Saturday, 13 November 2010

Blog challenge Day 1: Introduce yourself

I am a displaced hedgehog. I am a nomadic subject. I don't belong anywhere. There isn't a place about which I can say: This is where I come from. I haven't thought much about it, but I started doing so recently, not least because my husband keeps going back to Sweden and accidentally on purpose takes a detour to his home town. Where would I go? To the little town of Pyatigorsk in Northern Caucasus where my grandmother was born and grew up? I gew up in Moscow of course, but I don't feel I belong there. Can you belong in a big city? Maybe.

I am a mother. I am also a stepmother, which always makes me wince when I discuss fairy tales with my students. Since fairy-tale stepmothers are merely circumscriptions of biological mothers I actually have no problems with that.

I am a grandmother. It makes me very old. When I was young I could imagine being a mother, but being a grandmother was way beyond imagination. I don't mind being old as such, but it comes with a lot of physical changes which implies that you can never trust your body anymore. When you were young and fell ill you knew it would be over. Nowadays any silly malady can be the beginning of the end.

I am a wife and life partner. Having said that, I realise that I very seldom contemplate this role because it is so self-evident. But it isn't. We should all think more often about it.

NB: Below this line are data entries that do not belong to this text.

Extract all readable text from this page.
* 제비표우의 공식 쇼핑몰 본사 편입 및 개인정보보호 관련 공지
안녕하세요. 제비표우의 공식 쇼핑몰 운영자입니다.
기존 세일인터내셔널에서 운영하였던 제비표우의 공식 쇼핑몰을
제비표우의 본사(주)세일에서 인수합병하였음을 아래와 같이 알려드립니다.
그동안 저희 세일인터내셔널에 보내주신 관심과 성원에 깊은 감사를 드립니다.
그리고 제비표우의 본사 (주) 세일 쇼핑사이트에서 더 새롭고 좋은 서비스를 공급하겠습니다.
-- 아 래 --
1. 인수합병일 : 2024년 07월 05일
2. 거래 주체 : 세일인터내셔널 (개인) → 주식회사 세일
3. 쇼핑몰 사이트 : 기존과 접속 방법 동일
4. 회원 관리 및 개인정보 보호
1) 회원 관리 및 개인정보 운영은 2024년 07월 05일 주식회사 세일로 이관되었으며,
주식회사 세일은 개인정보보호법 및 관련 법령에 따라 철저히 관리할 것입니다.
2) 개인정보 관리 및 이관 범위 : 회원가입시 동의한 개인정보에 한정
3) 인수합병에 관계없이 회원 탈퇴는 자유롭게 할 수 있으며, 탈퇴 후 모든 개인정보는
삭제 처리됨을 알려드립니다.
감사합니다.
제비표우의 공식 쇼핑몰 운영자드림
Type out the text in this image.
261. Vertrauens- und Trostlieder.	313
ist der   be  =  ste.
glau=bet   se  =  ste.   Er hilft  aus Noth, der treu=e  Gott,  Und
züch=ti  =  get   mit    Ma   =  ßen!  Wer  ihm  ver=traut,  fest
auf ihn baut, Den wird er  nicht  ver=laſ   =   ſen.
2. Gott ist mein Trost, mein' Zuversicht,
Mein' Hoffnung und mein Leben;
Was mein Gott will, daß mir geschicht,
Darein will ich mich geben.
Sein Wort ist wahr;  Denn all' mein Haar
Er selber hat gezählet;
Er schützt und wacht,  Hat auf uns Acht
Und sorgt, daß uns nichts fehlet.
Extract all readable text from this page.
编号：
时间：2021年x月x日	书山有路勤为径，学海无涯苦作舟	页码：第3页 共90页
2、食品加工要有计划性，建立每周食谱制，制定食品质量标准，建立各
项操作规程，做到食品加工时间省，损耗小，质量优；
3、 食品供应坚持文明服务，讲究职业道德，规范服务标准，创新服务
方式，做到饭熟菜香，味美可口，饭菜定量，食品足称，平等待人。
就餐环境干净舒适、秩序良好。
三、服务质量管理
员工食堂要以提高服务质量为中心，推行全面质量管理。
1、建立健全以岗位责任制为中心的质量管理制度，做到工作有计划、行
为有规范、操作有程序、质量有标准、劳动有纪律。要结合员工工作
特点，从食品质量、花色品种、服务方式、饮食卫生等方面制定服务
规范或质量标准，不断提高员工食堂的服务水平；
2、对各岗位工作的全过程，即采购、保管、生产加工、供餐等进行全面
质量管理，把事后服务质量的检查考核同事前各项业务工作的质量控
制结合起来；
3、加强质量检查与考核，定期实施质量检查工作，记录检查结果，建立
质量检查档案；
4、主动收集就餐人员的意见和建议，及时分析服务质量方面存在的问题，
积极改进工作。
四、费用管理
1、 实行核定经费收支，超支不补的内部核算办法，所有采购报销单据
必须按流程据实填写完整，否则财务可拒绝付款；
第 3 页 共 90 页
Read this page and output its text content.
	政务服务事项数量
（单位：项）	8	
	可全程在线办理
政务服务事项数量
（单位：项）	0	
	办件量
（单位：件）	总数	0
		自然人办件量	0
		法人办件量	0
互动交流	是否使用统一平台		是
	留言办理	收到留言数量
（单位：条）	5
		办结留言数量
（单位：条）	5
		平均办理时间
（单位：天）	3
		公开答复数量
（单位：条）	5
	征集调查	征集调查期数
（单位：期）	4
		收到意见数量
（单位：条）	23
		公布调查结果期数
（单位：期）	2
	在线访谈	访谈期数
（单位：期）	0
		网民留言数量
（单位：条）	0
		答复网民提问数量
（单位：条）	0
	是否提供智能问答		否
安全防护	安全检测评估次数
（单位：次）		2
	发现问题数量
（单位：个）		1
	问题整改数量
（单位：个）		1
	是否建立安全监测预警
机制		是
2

I am a daughter, but it's a chapter I don't want to elaborate on. Let's say I used to be a daugher. I used to be a granddaughter too, but it is much less painful.

I am a teacher. When I took my first degree and started thinking about what I might do with it, the only thing I knew for sure was that I didn't want to be a teacher. I think I am a good teacher, and there is no better reward than seeing your students successful. In my imagination, I am sitting under a tree with a circle of pupils around me. In my imigination, they will remember me when I am gone.

I am a scholar with world reputation. It's immodest to say so, but I am proud of it. I can even prove it, because I am one of the twelve scholars in my field who have received an award in recognition of their lifetime achievement.

I am a friend. When I left Russia thirty years ago I was convinced that I would never make any new friends. But I have made lots of friends since then, and I mean friends in the Russian sense of the word, not merely someone you know. Some of these became friends successively over many years and are much closer now than some friends I once thought would be close. But my best friend is still the one I have known since we were two.

I am a reader. Mostly professional reader, but also passionate reader at large. Not omnivorous through. I guess I have quite an elitistic taste in books. 

What else? Can I call myself a gardener, a skier, a potter, a dollhouse maker? No, but I can say that I like gardening, skiing, throwing, making miniatures, as well as star gazing, watching waves on a beach, listening to classic music, movies, theatre (but not opera), birdwatching and just walking around in the nature.

Something I think about often these days is that although there are many things I am or have been, there are fewer and fewer things I can become.